5. Salve a soberania da beleza que fez sofrer durante quatro horas Michel Temer no seu lugar de usurpador, sentado ao lado do Comité Olímpico, depois de pela primeira vez o nome do presidente do país organizador não ser anunciado na abertura, e de durante os poucos segundos em que Temer se levantou para declarar abertos os jogos ter sido vaiado. Um repórter no local mediu 105 decibéis de vaia.
6. Salve o 14 Bis de Santos Dumond descolando do Maracanã, sobrevoando virtualmente o Corcovado e a Guanabara, irritando estado-unidenses mundo fora, pelo braço de ferro de quem inventou o avião. Só sei que foi bonito, e, enquanto eles corriam para o Twitter a protestar, a gente cantava o Samba do Avião. 
7. Salve Tom Jobim, divino maravilhoso, projectado naqueles cubos de favela que eram o fim da passarela, tal como no fim do Sambódromo tem o morro. E depois de Tom, muitas caras. Salve essa escala em que, ao longo de quatro horas, se viam caras, olhos, bocas, cabelo, pele, e não formigas formando quadros sumptuosos.
8. Salve os cinco mil voluntários que eram parte dessas caras, desses corpos, e, depois de tudo o que aconteceu nesse ano no Brasil, foram o faquir sambando em cima dos cacos.
9. Salve Jorge Ben, Ben Jor, Benjor, que nem precisa de cantar para todo o mundo ficar cantando Pois é / essa é a razão da simpatia / do poder / do algo mais / e da alegria.
10. Salve os quatro milhões de escravos africanos à custa dos quais Portugal fez a colonização do Brasil. Salve as ocas dos índios entretecidas com luz antes de 1500. Salve os mortos que falta honrar, e os vivos, negros, índios, que continuam a ser mortos.
11. Salve as curvas de Niemeyer projectadas no chão do Maraca, e inspirando o palco branco. Salve uma Brasília que botasse os ladrões para fora e deixasse as curvas para o samba.
12. Salve os removidos de Jacarepaguá, da Vila Autódromo ou da primeira favela do Rio de Janeiro. Os feridos, os mortos, os desaparecidos na violência de toda a contagem decrescente para a Olimpíada, as dezenas de milhares de operários que a construíram. Eles pagaram o custo. Salve os milhões que não viram nem a luz dos fogos-de-artifício. Salve quem continuou protestando e foi gaseado pela polícia.
13. Salve A flor e a Náusea de Carlos Drummond de Andrade, ecoando sobre o Maracanã, pelo globo: Uma flor ainda desbotada / ilude a polícia, rompe o asfalto.

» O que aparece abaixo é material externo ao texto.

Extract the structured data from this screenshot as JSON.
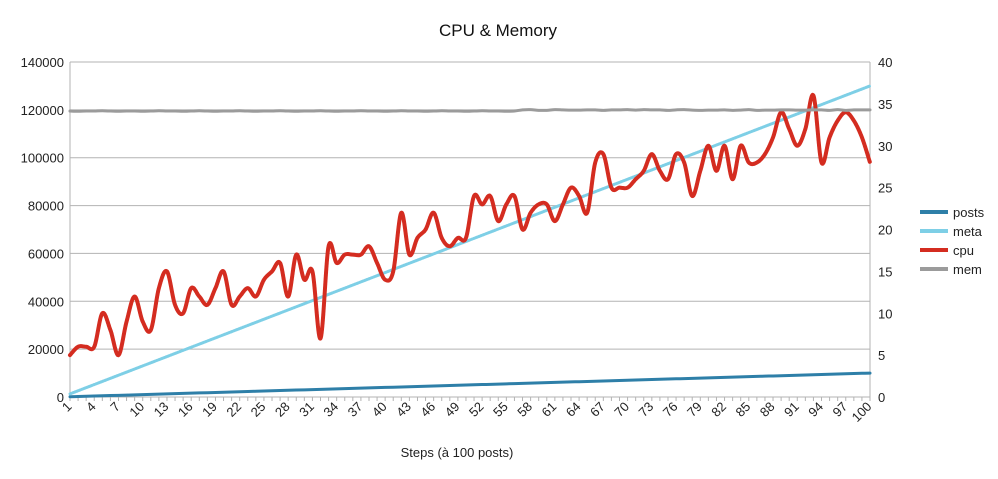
{
  "chart_data": {
    "type": "line",
    "title": "CPU & Memory",
    "xlabel": "Steps (à 100 posts)",
    "ylabel": "",
    "y2label": "",
    "x": [
      1,
      2,
      3,
      4,
      5,
      6,
      7,
      8,
      9,
      10,
      11,
      12,
      13,
      14,
      15,
      16,
      17,
      18,
      19,
      20,
      21,
      22,
      23,
      24,
      25,
      26,
      27,
      28,
      29,
      30,
      31,
      32,
      33,
      34,
      35,
      36,
      37,
      38,
      39,
      40,
      41,
      42,
      43,
      44,
      45,
      46,
      47,
      48,
      49,
      50,
      51,
      52,
      53,
      54,
      55,
      56,
      57,
      58,
      59,
      60,
      61,
      62,
      63,
      64,
      65,
      66,
      67,
      68,
      69,
      70,
      71,
      72,
      73,
      74,
      75,
      76,
      77,
      78,
      79,
      80,
      81,
      82,
      83,
      84,
      85,
      86,
      87,
      88,
      89,
      90,
      91,
      92,
      93,
      94,
      95,
      96,
      97,
      98,
      99,
      100
    ],
    "x_tick_labels": [
      "1",
      "4",
      "7",
      "10",
      "13",
      "16",
      "19",
      "22",
      "25",
      "28",
      "31",
      "34",
      "37",
      "40",
      "43",
      "46",
      "49",
      "52",
      "55",
      "58",
      "61",
      "64",
      "67",
      "70",
      "73",
      "76",
      "79",
      "82",
      "85",
      "88",
      "91",
      "94",
      "97",
      "100"
    ],
    "ylim": [
      0,
      140000
    ],
    "y_ticks": [
      "0",
      "20000",
      "40000",
      "60000",
      "80000",
      "100000",
      "120000",
      "140000"
    ],
    "y2lim": [
      0,
      40
    ],
    "y2_ticks": [
      "0",
      "5",
      "10",
      "15",
      "20",
      "25",
      "30",
      "35",
      "40"
    ],
    "grid": true,
    "legend_position": "right",
    "series": [
      {
        "name": "posts",
        "axis": "left",
        "color": "#2e7fa8",
        "style": "solid",
        "formula": "100*x",
        "values": [
          100,
          200,
          300,
          400,
          500,
          600,
          700,
          800,
          900,
          1000,
          1100,
          1200,
          1300,
          1400,
          1500,
          1600,
          1700,
          1800,
          1900,
          2000,
          2100,
          2200,
          2300,
          2400,
          2500,
          2600,
          2700,
          2800,
          2900,
          3000,
          3100,
          3200,
          3300,
          3400,
          3500,
          3600,
          3700,
          3800,
          3900,
          4000,
          4100,
          4200,
          4300,
          4400,
          4500,
          4600,
          4700,
          4800,
          4900,
          5000,
          5100,
          5200,
          5300,
          5400,
          5500,
          5600,
          5700,
          5800,
          5900,
          6000,
          6100,
          6200,
          6300,
          6400,
          6500,
          6600,
          6700,
          6800,
          6900,
          7000,
          7100,
          7200,
          7300,
          7400,
          7500,
          7600,
          7700,
          7800,
          7900,
          8000,
          8100,
          8200,
          8300,
          8400,
          8500,
          8600,
          8700,
          8800,
          8900,
          9000,
          9100,
          9200,
          9300,
          9400,
          9500,
          9600,
          9700,
          9800,
          9900,
          10000
        ]
      },
      {
        "name": "meta",
        "axis": "left",
        "color": "#7ecfe6",
        "style": "dashed",
        "values": [
          1300,
          2600,
          3900,
          5200,
          6500,
          7800,
          9100,
          10400,
          11700,
          13000,
          14300,
          15600,
          16900,
          18200,
          19500,
          20800,
          22100,
          23400,
          24700,
          26000,
          27300,
          28600,
          29900,
          31200,
          32500,
          33800,
          35100,
          36400,
          37700,
          39000,
          40300,
          41600,
          42900,
          44200,
          45500,
          46800,
          48100,
          49400,
          50700,
          52000,
          53300,
          54600,
          55900,
          57200,
          58500,
          59800,
          61100,
          62400,
          63700,
          65000,
          66300,
          67600,
          68900,
          70200,
          71500,
          72800,
          74100,
          75400,
          76700,
          78000,
          79300,
          80600,
          81900,
          83200,
          84500,
          85800,
          87100,
          88400,
          89700,
          91000,
          92300,
          93600,
          94900,
          96200,
          97500,
          98800,
          100100,
          101400,
          102700,
          104000,
          105300,
          106600,
          107900,
          109200,
          110500,
          111800,
          113100,
          114400,
          115700,
          117000,
          118300,
          119600,
          120900,
          122200,
          123500,
          124800,
          126100,
          127400,
          128700,
          130000
        ]
      },
      {
        "name": "cpu",
        "axis": "right",
        "color": "#d42c20",
        "style": "dashed",
        "values": [
          5,
          6,
          6,
          6,
          10,
          8,
          5,
          9,
          12,
          9,
          8,
          13,
          15,
          11,
          10,
          13,
          12,
          11,
          13,
          15,
          11,
          12,
          13,
          12,
          14,
          15,
          16,
          12,
          17,
          14,
          15,
          7,
          18,
          16,
          17,
          17,
          17,
          18,
          16,
          14,
          15,
          22,
          17,
          19,
          20,
          22,
          19,
          18,
          19,
          19,
          24,
          23,
          24,
          21,
          23,
          24,
          20,
          22,
          23,
          23,
          21,
          23,
          25,
          24,
          22,
          28,
          29,
          25,
          25,
          25,
          26,
          27,
          29,
          27,
          26,
          29,
          28,
          24,
          27,
          30,
          27,
          30,
          26,
          30,
          28,
          28,
          29,
          31,
          34,
          32,
          30,
          32,
          36,
          28,
          31,
          33,
          34,
          33,
          31,
          28
        ]
      },
      {
        "name": "mem",
        "axis": "left",
        "color": "#9b9b9b",
        "style": "solid",
        "values": [
          119500,
          119400,
          119500,
          119500,
          119600,
          119500,
          119400,
          119500,
          119500,
          119400,
          119500,
          119600,
          119500,
          119500,
          119400,
          119500,
          119600,
          119500,
          119400,
          119500,
          119500,
          119600,
          119500,
          119400,
          119500,
          119500,
          119600,
          119500,
          119400,
          119500,
          119500,
          119600,
          119500,
          119400,
          119500,
          119500,
          119600,
          119500,
          119500,
          119400,
          119500,
          119600,
          119500,
          119500,
          119400,
          119500,
          119600,
          119500,
          119500,
          119400,
          119500,
          119600,
          119500,
          119500,
          119400,
          119500,
          120000,
          120100,
          119800,
          119800,
          120100,
          120000,
          119900,
          119900,
          120000,
          120000,
          119800,
          120000,
          120000,
          120100,
          119900,
          120100,
          120000,
          120000,
          119800,
          120000,
          120100,
          119900,
          119800,
          119900,
          119900,
          120000,
          119800,
          119900,
          120100,
          119800,
          119900,
          119900,
          120000,
          120000,
          119900,
          119900,
          120000,
          120000,
          119800,
          120100,
          119800,
          120000,
          120000,
          120000
        ]
      }
    ]
  }
}
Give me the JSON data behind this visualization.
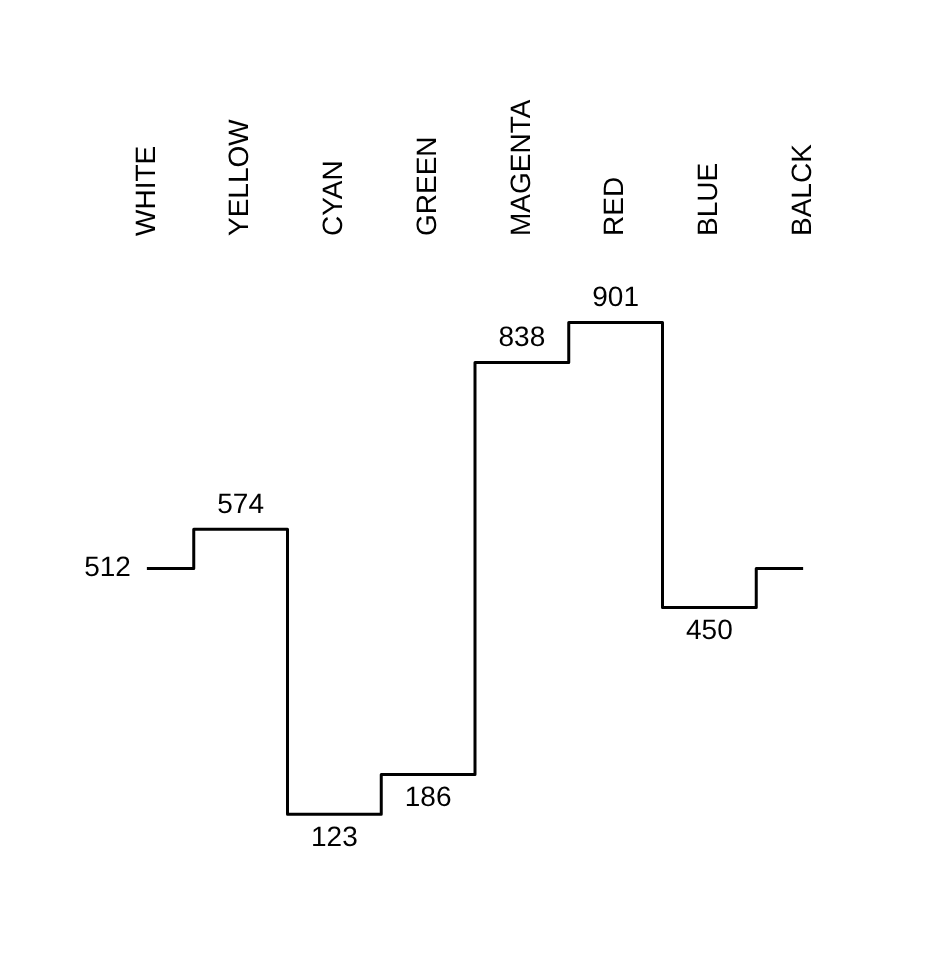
{
  "chart_data": {
    "type": "step",
    "categories": [
      "WHITE",
      "YELLOW",
      "CYAN",
      "GREEN",
      "MAGENTA",
      "RED",
      "BLUE",
      "BALCK"
    ],
    "values": [
      512,
      574,
      123,
      186,
      838,
      901,
      450,
      512
    ],
    "value_labels": [
      "512",
      "574",
      "123",
      "186",
      "838",
      "901",
      "450",
      null
    ],
    "color": "#000000",
    "grid": false,
    "legend": false,
    "marker": "none",
    "line_style": "solid"
  }
}
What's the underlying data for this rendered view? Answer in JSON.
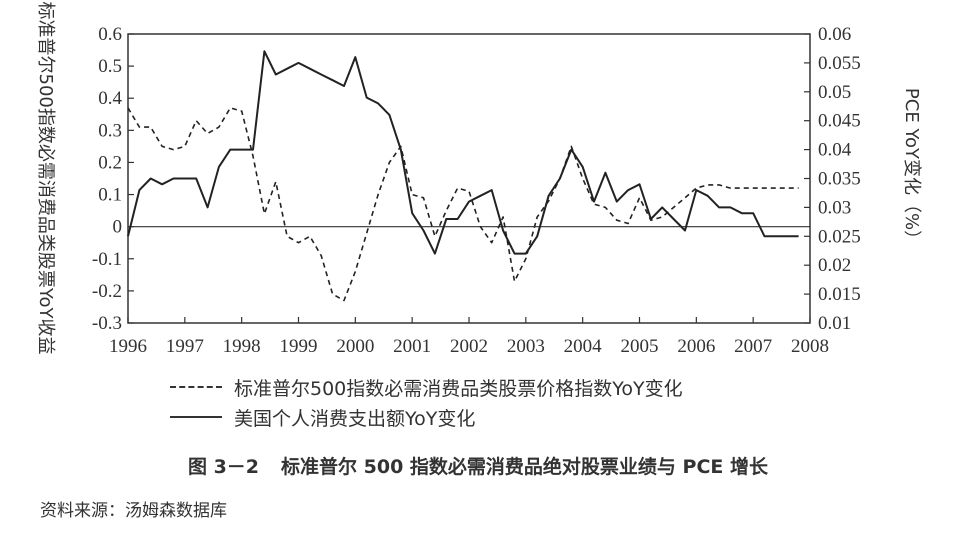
{
  "chart_data": {
    "type": "line",
    "caption_number": "图 3－2",
    "caption_title": "标准普尔 500 指数必需消费品绝对股票业绩与 PCE 增长",
    "source": "资料来源：汤姆森数据库",
    "ylabel_left": "标准普尔500指数必需消费品类股票YoY收益",
    "ylabel_right": "PCE YoY变化（%）",
    "xlim": [
      1996,
      2008
    ],
    "ylim_left": [
      -0.3,
      0.6
    ],
    "ylim_right": [
      0.01,
      0.06
    ],
    "x_ticks": [
      "1996",
      "1997",
      "1998",
      "1999",
      "2000",
      "2001",
      "2002",
      "2003",
      "2004",
      "2005",
      "2006",
      "2007",
      "2008"
    ],
    "y_left_ticks": [
      "0.6",
      "0.5",
      "0.4",
      "0.3",
      "0.2",
      "0.1",
      "0",
      "-0.1",
      "-0.2",
      "-0.3"
    ],
    "y_right_ticks": [
      "0.06",
      "0.055",
      "0.05",
      "0.045",
      "0.04",
      "0.035",
      "0.03",
      "0.025",
      "0.02",
      "0.015",
      "0.01"
    ],
    "grid": false,
    "legend_position": "bottom",
    "series": [
      {
        "name": "标准普尔500指数必需消费品类股票价格指数YoY变化",
        "axis": "left",
        "style": "dashed",
        "x": [
          1996.0,
          1996.2,
          1996.4,
          1996.6,
          1996.8,
          1997.0,
          1997.2,
          1997.4,
          1997.6,
          1997.8,
          1998.0,
          1998.2,
          1998.4,
          1998.6,
          1998.8,
          1999.0,
          1999.2,
          1999.4,
          1999.6,
          1999.8,
          2000.0,
          2000.2,
          2000.4,
          2000.6,
          2000.8,
          2001.0,
          2001.2,
          2001.4,
          2001.6,
          2001.8,
          2002.0,
          2002.2,
          2002.4,
          2002.6,
          2002.8,
          2003.0,
          2003.2,
          2003.4,
          2003.6,
          2003.8,
          2004.0,
          2004.2,
          2004.4,
          2004.6,
          2004.8,
          2005.0,
          2005.2,
          2005.4,
          2005.6,
          2005.8,
          2006.0,
          2006.2,
          2006.4,
          2006.6,
          2006.8,
          2007.0,
          2007.2,
          2007.4,
          2007.6,
          2007.8
        ],
        "y": [
          0.37,
          0.31,
          0.31,
          0.25,
          0.24,
          0.25,
          0.33,
          0.29,
          0.31,
          0.37,
          0.36,
          0.22,
          0.04,
          0.14,
          -0.03,
          -0.05,
          -0.03,
          -0.09,
          -0.21,
          -0.23,
          -0.14,
          -0.02,
          0.1,
          0.2,
          0.25,
          0.1,
          0.09,
          -0.03,
          0.05,
          0.12,
          0.11,
          0.0,
          -0.05,
          0.03,
          -0.17,
          -0.1,
          0.03,
          0.08,
          0.15,
          0.25,
          0.15,
          0.07,
          0.06,
          0.02,
          0.01,
          0.09,
          0.02,
          0.03,
          0.06,
          0.09,
          0.12,
          0.13,
          0.13,
          0.12,
          0.12,
          0.12,
          0.12,
          0.12,
          0.12,
          0.12
        ]
      },
      {
        "name": "美国个人消费支出额YoY变化",
        "axis": "right",
        "style": "solid",
        "x": [
          1996.0,
          1996.2,
          1996.4,
          1996.6,
          1996.8,
          1997.0,
          1997.2,
          1997.4,
          1997.6,
          1997.8,
          1998.0,
          1998.2,
          1998.4,
          1998.6,
          1998.8,
          1999.0,
          1999.2,
          1999.4,
          1999.6,
          1999.8,
          2000.0,
          2000.2,
          2000.4,
          2000.6,
          2000.8,
          2001.0,
          2001.2,
          2001.4,
          2001.6,
          2001.8,
          2002.0,
          2002.2,
          2002.4,
          2002.6,
          2002.8,
          2003.0,
          2003.2,
          2003.4,
          2003.6,
          2003.8,
          2004.0,
          2004.2,
          2004.4,
          2004.6,
          2004.8,
          2005.0,
          2005.2,
          2005.4,
          2005.6,
          2005.8,
          2006.0,
          2006.2,
          2006.4,
          2006.6,
          2006.8,
          2007.0,
          2007.2,
          2007.4,
          2007.6,
          2007.8
        ],
        "y": [
          0.025,
          0.033,
          0.035,
          0.034,
          0.035,
          0.035,
          0.035,
          0.03,
          0.037,
          0.04,
          0.04,
          0.04,
          0.057,
          0.053,
          0.054,
          0.055,
          0.054,
          0.053,
          0.052,
          0.051,
          0.056,
          0.049,
          0.048,
          0.046,
          0.04,
          0.029,
          0.026,
          0.022,
          0.028,
          0.028,
          0.031,
          0.032,
          0.033,
          0.026,
          0.022,
          0.022,
          0.025,
          0.032,
          0.035,
          0.04,
          0.037,
          0.031,
          0.036,
          0.031,
          0.033,
          0.034,
          0.028,
          0.03,
          0.028,
          0.026,
          0.033,
          0.032,
          0.03,
          0.03,
          0.029,
          0.029,
          0.025,
          0.025,
          0.025,
          0.025
        ]
      }
    ]
  }
}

14. Salve os melhores onze mil atletas do mundo trazidos de bicicleta, e os media dizendo que a cerimónia foi menos sumptuosa que Pequim, menos mediática que Londres. Foi completamente brasileira. 
15. Salve Vanderlei Cordeiro de Lima, o maratonista que em Atenas 2004 foi impedido de ganhar a medalha de ouro porque, quase no final, um maluco irlandês, apocalíptico, ex-padre, avançou pela pista e o empurrou para a multidão que assistia na berma, cortando o ritmo do derradeiro sprint. Sexta-feira, Pelé teria sido a escolha mais evidente para acender a pira olímpica, tal como há quatro anos em Londres fora escolhido para a passagem de testemunho, ao lado de Renato Sorriso, o gari (homem do lixo) que se tornou célebre sambando com uma vassoura. Mas, como Pelé ficou doente, em 2016 coube a Vanderlei acender a pira olímpica, que então virou um sol.
16. Salve Jorge Alberto Gomes, 14 anos, carioca da Mangueira, que a seguir recebeu a chama cá fora e acendeu a Pira do Povo em frente à Igreja da Candelária, onde em 1993 oito meninos da idade dele e um pouco mais velhos foram executados pela polícia militar. Aí vai ficar a chama nos próximos 17 dias.
17. Salve Luiz Melodia abrindo tudo com Aquele Abraço do Gil: o Rio de Janeiro continua sendo. Noite de sexta-feira era madrugada onde estou, Jerusalém, e até os locutores da televisão aqui não se continham, tentavam cantar, ou diziam só Uau! E, dando para ver tão bem as caras lá no Maracanã, porque mesmo a esta distância de seis fusos horários não eram formigas, quem assistiu comigo à versão matinal pasmava da música, da gente, do geral. Salve o Brasil, depois de tudo o que lhe aconteceu, ocupando o mundo com beleza.